A New Drug Could Change The HIV Prevention Landscape, But Only With A Fair Price Tag
This op-ed, written by PrEP4All Executive Director, Jeremiah Johnson, and Amy Killelea, Consultant, appeared in Health Affairs on August 26, 2024.
In June, Gilead Sciences announced impressive early results from its PURPOSE 1 trial, which showed 100 percent efficacy of lenacapavir in preventing new HIV infections among cisgender women in Sub-Saharan Africa. Lenacapavir is being investigated as an injectable antiretroviral medication that can be taken once every six months as preexposure prophylaxis (PrEP) to prevent HIV. This is a marked shift from current PrEP options, which are only available as a once-daily pill or a bimonthly injection.
Once again, the HIV community finds itself at a scientific breakthrough moment. And once again, it remains an open question as to whether it will also prove to be a breakthrough moment for equitable access.
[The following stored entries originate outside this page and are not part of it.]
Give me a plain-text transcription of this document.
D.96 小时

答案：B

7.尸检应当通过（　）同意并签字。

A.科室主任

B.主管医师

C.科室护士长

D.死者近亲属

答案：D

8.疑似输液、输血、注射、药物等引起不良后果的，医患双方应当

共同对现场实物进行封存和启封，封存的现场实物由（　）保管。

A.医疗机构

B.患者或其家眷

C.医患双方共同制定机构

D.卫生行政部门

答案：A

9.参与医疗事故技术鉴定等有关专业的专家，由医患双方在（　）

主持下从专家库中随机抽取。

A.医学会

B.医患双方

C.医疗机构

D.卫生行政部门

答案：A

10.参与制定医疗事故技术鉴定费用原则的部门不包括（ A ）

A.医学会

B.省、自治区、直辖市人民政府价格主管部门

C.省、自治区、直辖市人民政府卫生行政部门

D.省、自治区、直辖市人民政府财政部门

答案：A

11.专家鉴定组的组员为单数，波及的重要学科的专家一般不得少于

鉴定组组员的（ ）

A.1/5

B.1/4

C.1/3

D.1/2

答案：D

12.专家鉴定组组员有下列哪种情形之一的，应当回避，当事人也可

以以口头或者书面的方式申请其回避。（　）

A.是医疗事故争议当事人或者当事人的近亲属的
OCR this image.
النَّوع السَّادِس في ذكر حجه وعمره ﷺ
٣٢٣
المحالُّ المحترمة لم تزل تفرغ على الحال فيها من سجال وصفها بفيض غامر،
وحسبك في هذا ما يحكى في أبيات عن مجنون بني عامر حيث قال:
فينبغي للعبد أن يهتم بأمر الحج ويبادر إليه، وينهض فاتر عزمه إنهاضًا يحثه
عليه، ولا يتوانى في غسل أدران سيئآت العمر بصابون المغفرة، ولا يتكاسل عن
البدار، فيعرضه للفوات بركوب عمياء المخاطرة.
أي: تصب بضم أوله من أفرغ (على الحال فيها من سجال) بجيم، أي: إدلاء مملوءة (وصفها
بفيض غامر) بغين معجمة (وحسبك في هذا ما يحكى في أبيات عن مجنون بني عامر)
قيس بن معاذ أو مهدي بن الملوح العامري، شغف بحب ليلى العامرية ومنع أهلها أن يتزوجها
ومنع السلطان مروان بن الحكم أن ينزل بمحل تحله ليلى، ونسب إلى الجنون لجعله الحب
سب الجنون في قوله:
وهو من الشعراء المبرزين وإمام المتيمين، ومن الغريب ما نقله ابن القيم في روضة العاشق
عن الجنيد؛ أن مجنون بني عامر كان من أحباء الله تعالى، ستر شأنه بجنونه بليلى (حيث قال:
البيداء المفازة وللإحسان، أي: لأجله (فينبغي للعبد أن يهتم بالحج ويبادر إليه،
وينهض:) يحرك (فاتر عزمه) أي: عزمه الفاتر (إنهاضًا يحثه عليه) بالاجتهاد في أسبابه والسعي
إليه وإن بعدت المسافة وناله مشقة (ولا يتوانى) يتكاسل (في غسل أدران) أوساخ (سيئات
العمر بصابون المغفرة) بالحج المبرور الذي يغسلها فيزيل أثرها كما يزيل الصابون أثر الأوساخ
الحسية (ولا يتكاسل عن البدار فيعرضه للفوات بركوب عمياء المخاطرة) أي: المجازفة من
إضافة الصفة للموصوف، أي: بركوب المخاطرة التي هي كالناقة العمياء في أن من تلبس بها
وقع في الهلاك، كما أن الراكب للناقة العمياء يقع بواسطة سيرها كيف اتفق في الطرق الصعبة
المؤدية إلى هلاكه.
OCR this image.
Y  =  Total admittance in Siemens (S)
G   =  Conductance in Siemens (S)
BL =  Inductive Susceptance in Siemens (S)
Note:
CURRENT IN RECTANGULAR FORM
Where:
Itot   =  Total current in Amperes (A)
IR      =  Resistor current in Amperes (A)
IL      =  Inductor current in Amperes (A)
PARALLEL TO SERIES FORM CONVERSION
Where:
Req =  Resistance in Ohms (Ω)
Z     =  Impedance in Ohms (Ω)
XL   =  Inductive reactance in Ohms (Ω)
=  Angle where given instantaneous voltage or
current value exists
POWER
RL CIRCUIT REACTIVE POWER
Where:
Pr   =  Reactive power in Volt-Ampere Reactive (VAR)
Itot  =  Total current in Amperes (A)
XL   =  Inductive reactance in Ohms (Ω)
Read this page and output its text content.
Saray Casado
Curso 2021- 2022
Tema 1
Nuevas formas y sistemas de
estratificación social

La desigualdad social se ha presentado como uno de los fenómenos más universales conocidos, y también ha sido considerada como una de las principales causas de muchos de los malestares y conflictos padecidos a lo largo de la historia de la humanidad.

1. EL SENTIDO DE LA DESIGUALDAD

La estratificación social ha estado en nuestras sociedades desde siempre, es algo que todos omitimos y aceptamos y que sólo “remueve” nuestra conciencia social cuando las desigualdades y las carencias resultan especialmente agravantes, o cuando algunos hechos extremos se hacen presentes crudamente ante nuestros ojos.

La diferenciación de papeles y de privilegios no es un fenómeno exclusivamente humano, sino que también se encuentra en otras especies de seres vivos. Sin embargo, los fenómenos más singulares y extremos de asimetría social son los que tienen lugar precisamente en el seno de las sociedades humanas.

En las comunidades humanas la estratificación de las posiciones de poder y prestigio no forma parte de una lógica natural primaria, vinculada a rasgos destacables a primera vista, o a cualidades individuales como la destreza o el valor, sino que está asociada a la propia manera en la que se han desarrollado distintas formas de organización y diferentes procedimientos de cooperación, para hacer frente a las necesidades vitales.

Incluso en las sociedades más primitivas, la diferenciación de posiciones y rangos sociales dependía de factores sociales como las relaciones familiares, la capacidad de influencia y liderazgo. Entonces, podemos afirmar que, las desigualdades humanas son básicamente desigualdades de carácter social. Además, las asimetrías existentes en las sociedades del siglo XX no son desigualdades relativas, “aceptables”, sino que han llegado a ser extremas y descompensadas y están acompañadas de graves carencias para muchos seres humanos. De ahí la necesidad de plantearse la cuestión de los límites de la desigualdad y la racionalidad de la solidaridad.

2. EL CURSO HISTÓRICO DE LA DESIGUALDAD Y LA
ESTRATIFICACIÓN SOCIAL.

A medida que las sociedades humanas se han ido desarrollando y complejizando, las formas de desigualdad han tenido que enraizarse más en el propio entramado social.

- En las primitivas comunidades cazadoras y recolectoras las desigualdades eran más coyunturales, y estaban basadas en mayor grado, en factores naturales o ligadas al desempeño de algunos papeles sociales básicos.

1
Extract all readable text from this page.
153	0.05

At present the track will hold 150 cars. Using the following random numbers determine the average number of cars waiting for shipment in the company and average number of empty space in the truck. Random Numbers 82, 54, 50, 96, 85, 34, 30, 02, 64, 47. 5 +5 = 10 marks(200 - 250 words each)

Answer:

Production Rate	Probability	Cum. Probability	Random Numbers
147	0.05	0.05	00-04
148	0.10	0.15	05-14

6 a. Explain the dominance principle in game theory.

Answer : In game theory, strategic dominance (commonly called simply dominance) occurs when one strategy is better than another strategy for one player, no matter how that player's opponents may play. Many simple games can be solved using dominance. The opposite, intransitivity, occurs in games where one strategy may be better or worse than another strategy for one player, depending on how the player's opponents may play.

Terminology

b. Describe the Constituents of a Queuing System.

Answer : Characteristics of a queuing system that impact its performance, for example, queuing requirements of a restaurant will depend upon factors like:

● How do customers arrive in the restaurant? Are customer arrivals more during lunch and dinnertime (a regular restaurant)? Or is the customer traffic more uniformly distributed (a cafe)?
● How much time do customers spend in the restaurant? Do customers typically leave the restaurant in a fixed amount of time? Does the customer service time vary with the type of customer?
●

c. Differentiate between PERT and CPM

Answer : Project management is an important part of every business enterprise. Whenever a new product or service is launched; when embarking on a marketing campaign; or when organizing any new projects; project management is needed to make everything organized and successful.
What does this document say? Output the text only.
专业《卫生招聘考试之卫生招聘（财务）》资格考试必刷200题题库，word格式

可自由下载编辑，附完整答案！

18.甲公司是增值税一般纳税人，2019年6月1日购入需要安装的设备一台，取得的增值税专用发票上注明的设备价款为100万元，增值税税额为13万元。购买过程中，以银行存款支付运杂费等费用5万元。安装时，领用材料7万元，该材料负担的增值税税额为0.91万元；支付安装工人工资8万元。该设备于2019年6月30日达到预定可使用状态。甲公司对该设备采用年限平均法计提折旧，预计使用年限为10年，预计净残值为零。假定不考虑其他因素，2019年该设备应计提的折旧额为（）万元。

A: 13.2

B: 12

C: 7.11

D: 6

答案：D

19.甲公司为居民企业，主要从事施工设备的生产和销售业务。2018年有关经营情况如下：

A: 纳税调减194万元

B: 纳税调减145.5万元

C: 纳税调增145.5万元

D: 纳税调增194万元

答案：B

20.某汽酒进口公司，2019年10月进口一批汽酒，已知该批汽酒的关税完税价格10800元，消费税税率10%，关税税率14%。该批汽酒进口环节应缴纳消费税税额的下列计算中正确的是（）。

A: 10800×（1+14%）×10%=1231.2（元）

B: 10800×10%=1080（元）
We have been down this road before. It was not so long ago that the very same drug manufacturer released similarly jaw dropping clinical trial results first for Truvada and then Descovy, the first two medications approved for the prevention of HIV; it led to widespread speculation of the end of HIV as an epidemic. And yet, more than a decade after the first approval for PrEP in the United States, we still see significant disparities in getting PrEP to communities of color and cisgender women in the US.
Health care advocates are already concerned that past will once again be prologue when it comes to this new PrEP modality, and there is pressure on the company to make commitments that could change all too predictable outcomes on disparate outcomes.